Uwielbiam ryby,a w szczególności halibuta. Staram się przyrządzać je na obiad dosyć często.
Halibut muśnięty lubczykiem smakuje rewelacyjnie Polecam :-)
5oo g halibuta (dzwonka miałam)
świeży lubczyk ( około 2 -3 łyżki posiekanego)
sok z połowy małej cytryny
sól morska i pieprz świeżo mielone wg.uznania
oleje rzepakowy
----------------------
2 garście mix sałaty
1 pomidor
1 mała cebula czerwona
1/3 papryki czerwonej
Sałatę wrzucamy do misy,dodajemy pokrojoną w piórka cebulę,pokrojonego na mniejsze części pomidora i paprykę.Całość kropimy olejem,oprószamy solą,pieprzem i mieszamy/odstawiamy.
Porcje ryb rozmrażamy,opłukujemy pod bieżącą wodą a następnie osuszamy ręcznikiem papierowym.

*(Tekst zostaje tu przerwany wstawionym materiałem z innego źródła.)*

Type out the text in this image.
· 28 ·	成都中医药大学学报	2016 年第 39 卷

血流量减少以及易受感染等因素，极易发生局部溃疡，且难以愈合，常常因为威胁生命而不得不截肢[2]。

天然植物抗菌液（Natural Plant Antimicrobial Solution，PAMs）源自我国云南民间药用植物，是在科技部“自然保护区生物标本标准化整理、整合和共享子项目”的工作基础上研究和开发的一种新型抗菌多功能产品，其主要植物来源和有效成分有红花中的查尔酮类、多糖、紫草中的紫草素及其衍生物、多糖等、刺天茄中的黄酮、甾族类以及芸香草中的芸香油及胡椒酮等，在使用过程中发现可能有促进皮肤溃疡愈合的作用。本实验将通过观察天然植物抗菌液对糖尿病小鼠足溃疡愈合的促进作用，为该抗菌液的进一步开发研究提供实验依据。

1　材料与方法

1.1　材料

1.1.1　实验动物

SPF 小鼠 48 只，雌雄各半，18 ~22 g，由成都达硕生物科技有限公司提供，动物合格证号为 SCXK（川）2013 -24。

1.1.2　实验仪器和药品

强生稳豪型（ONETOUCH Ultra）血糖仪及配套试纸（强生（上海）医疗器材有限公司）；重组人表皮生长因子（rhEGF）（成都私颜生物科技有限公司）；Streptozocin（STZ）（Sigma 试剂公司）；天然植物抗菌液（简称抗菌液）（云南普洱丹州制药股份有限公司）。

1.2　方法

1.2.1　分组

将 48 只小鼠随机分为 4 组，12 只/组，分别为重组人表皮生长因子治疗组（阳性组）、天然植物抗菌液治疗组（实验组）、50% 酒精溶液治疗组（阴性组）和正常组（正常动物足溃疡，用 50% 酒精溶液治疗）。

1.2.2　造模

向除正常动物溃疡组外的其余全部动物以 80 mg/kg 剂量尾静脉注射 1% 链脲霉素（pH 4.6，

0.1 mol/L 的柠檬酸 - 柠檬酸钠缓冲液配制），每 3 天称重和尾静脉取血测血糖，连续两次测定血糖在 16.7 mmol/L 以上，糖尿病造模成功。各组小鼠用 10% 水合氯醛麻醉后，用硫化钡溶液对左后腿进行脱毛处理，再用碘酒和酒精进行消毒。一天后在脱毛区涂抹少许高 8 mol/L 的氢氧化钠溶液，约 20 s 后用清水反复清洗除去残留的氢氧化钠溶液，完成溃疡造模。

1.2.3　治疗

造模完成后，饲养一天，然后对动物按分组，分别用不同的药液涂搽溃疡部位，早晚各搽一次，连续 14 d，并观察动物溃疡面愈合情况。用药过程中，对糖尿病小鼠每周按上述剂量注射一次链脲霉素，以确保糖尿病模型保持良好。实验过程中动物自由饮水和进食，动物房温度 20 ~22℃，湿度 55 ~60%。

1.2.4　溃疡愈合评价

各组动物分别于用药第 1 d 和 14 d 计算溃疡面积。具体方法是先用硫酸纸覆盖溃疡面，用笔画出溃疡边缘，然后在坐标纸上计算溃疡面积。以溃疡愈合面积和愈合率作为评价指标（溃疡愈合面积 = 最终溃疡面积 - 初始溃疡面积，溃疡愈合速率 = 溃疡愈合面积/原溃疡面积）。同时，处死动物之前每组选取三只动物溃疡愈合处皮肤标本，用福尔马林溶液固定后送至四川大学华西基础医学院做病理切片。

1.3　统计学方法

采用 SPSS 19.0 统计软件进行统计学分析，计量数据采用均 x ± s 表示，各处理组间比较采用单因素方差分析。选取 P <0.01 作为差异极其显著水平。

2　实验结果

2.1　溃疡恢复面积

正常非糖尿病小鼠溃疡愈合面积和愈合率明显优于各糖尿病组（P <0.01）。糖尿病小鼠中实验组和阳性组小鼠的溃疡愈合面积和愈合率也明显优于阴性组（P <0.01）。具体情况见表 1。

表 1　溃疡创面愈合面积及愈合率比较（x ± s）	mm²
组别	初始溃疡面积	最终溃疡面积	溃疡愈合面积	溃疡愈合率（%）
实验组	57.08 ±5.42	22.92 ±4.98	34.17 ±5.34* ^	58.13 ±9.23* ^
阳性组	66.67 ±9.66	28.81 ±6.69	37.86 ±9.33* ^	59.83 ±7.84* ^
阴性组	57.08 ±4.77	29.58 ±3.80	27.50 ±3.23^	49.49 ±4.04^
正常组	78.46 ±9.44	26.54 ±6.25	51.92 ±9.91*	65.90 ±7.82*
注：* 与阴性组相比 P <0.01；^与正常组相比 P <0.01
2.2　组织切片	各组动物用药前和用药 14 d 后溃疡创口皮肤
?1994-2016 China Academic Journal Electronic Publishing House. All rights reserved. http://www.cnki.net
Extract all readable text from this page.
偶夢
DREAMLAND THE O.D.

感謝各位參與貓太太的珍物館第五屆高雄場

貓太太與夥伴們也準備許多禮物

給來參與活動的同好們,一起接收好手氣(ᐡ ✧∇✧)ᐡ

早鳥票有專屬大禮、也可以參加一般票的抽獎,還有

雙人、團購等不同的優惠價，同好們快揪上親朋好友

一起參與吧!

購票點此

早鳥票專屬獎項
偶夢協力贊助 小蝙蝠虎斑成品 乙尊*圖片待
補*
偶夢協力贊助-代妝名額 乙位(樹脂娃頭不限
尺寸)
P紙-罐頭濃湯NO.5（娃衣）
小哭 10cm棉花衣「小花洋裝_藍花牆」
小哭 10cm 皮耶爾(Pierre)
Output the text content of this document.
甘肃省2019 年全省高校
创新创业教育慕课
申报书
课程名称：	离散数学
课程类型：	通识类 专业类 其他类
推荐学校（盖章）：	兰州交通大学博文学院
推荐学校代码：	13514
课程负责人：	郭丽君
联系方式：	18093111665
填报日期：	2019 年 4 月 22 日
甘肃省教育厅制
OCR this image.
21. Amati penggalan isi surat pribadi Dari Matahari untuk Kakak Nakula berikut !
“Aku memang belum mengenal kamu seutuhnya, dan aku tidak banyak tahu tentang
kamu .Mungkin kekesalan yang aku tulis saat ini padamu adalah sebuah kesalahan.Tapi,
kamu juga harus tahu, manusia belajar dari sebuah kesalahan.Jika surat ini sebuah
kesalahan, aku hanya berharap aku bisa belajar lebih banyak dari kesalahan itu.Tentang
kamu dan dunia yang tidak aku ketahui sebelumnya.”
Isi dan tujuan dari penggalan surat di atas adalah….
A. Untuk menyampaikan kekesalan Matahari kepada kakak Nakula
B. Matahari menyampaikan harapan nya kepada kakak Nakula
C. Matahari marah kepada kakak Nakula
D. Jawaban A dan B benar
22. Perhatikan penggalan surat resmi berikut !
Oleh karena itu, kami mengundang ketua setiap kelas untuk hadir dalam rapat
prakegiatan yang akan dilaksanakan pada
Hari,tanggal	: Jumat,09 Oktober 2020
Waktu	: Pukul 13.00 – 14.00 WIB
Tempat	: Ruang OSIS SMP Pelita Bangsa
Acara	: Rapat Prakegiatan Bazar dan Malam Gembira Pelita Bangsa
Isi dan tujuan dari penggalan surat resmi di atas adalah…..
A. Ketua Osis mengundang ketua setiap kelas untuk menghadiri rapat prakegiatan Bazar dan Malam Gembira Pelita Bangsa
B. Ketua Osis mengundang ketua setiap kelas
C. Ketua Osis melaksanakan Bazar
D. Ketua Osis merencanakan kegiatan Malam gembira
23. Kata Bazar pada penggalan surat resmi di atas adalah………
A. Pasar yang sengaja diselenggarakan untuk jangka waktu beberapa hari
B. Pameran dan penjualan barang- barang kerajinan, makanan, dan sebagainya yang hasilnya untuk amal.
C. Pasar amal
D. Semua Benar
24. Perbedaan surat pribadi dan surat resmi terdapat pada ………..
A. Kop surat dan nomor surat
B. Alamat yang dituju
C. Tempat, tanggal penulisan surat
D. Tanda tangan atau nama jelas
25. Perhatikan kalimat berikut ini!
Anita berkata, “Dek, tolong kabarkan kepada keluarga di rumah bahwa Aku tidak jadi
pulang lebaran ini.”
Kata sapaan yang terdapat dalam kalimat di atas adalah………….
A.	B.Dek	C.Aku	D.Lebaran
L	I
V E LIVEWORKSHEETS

Kropimy sokiem z cytryny.Oprószamy świeżo mielonym pieprzem i solą.
Układamy na blaszce/naczyniu wysmarowanym olejem.Po wierzchu posypujemy posiekanym lubczykiem,przykrywamy folią aluminiową i pieczemy w piekarniku rozgrzanym do 180*C przez 25 minut i gotowe.
Na talerze układamy po porcji sałaty na wierzch halibuta i podajemy . . . .
Też lubię halibuta,szczególnie muśniętego.Ładnie podany.